Thursday, February 25, 2016

Republicans playing fast and loose with our US Constitution (#2582)

     Since the expiration of Supreme Court Justice Antonin Scalia, a constitutional question has arisen. It has arisen because republicans in the US Senate have announced that they, the majority and therefore in control of Senate procedures, will NOT hold any hearing on filling the heretofore vacated seat on our Supreme Court during the last 11 months of our current President's term in office. The question is then can and should the republican leaders in the senate decline to do their constitutional duty based upon the precedence and meaning of the "Appointments Clause" of the United States Constitution, (Article II, Section 2, Clause 2); which states: "...and he shall nominate, and by and with the advice and consent of the Senate, shall appoint ambassadors, other public ministers and consuls, judges of the Supreme Court, and all other officers of the United States, whose appointments are not herein otherwise provided for, and shall be established by law:"

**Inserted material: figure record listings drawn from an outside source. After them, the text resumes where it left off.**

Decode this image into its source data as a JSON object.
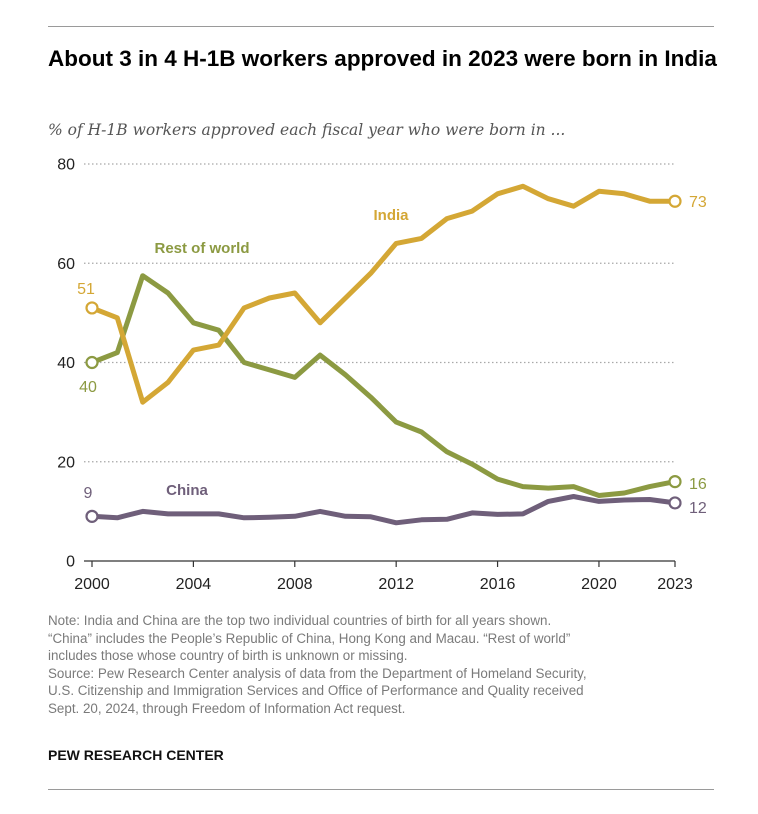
{
  "title": "About 3 in 4 H-1B workers approved in 2023 were born in India",
  "subtitle": "% of H-1B workers approved each fiscal year who were born in ...",
  "notes": [
    "Note: India and China are the top two individual countries of birth for all years shown.",
    "“China” includes the People’s Republic of China, Hong Kong and Macau. “Rest of world”",
    "includes those whose country of birth is unknown or missing.",
    "Source: Pew Research Center analysis of data from the Department of Homeland Security,",
    "U.S. Citizenship and Immigration Services and Office of Performance and Quality received",
    "Sept. 20, 2024, through Freedom of Information Act request."
  ],
  "footer": "PEW RESEARCH CENTER",
  "chart_data": {
    "type": "line",
    "x": [
      2000,
      2001,
      2002,
      2003,
      2004,
      2005,
      2006,
      2007,
      2008,
      2009,
      2010,
      2011,
      2012,
      2013,
      2014,
      2015,
      2016,
      2017,
      2018,
      2019,
      2020,
      2021,
      2022,
      2023
    ],
    "xlim": [
      2000,
      2023
    ],
    "ylim": [
      0,
      80
    ],
    "x_ticks": [
      2000,
      2004,
      2008,
      2012,
      2016,
      2020,
      2023
    ],
    "y_ticks": [
      0,
      20,
      40,
      60,
      80
    ],
    "grid": "horizontal dotted",
    "legend": "inline labels",
    "series": [
      {
        "name": "India",
        "color": "#d4a735",
        "values": [
          51,
          49,
          32,
          36,
          42.5,
          43.5,
          51,
          53,
          54,
          48,
          53,
          58,
          64,
          65,
          69,
          70.5,
          74,
          75.5,
          73,
          71.5,
          74.5,
          74,
          72.5,
          72.5
        ],
        "start_label": "51",
        "end_label": "73"
      },
      {
        "name": "Rest of world",
        "color": "#8c9a42",
        "values": [
          40,
          42,
          57.5,
          54,
          48,
          46.5,
          40,
          38.5,
          37,
          41.5,
          37.5,
          33,
          28,
          26,
          22,
          19.5,
          16.5,
          15,
          14.7,
          15,
          13.2,
          13.7,
          15,
          16
        ],
        "start_label": "40",
        "end_label": "16"
      },
      {
        "name": "China",
        "color": "#6f5f7a",
        "values": [
          9,
          8.7,
          10,
          9.5,
          9.5,
          9.5,
          8.7,
          8.8,
          9,
          10,
          9,
          8.9,
          7.7,
          8.3,
          8.4,
          9.7,
          9.4,
          9.5,
          12,
          13,
          12,
          12.3,
          12.4,
          11.7
        ],
        "start_label": "9",
        "end_label": "12"
      }
    ]
  }
}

     Based upon the clear understanding of the words in our Constitution and the precedence that has followed since the beginning of our Constitution, the role that the Senate plays in the appointment process is to give "advice and consent" after the President has made a nomination. Nowhere in the practiced history of our Constitution does it give the Senate any legal role in actually appointing a nominee.

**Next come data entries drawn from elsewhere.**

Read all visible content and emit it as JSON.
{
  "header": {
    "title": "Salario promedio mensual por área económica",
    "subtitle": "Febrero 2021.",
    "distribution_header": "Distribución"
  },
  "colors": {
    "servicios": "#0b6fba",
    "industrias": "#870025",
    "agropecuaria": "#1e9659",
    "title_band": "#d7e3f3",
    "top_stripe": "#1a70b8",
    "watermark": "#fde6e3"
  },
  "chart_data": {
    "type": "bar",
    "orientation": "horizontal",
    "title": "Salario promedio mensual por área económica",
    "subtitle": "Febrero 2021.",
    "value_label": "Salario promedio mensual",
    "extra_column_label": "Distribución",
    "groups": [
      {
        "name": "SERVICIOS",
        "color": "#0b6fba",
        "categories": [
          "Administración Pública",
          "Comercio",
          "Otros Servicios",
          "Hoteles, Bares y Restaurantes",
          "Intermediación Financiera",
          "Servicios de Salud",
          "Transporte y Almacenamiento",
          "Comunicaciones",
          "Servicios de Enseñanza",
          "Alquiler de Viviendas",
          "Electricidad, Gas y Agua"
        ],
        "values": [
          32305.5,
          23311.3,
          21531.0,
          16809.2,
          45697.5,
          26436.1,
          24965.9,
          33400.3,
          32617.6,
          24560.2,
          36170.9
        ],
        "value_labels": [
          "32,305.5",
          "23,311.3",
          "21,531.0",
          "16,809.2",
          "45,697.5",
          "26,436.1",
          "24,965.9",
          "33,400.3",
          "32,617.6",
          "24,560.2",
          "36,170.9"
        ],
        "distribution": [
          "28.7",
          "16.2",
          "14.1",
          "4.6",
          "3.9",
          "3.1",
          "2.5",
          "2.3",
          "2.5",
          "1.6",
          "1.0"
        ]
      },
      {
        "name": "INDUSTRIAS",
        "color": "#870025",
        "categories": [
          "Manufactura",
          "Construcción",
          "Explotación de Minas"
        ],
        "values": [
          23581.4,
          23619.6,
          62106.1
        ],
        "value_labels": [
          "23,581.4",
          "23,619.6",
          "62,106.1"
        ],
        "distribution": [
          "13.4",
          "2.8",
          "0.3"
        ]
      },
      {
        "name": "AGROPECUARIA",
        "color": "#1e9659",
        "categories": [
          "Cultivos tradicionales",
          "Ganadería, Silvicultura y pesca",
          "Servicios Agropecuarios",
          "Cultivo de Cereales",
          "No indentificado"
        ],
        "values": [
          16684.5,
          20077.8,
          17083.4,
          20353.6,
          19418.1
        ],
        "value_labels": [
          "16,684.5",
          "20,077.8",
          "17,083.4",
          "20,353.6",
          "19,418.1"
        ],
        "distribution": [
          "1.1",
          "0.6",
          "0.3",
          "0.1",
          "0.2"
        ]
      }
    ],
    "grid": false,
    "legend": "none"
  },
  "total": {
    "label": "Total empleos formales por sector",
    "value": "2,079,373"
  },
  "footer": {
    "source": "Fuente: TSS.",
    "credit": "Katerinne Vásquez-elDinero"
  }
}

     Therefore, after the President makes his nominee known to the Senate, the Senate then has it's duty to perform the "advice and consent" protocol long established under law. For the Senate to abrogate it's duty to perform it's function is a clear violation of it's duty and in no way can be considered Constitutional. So what is the Constitutional remedy for the Senate acting unconstitutional? I presume we shall shortly find out.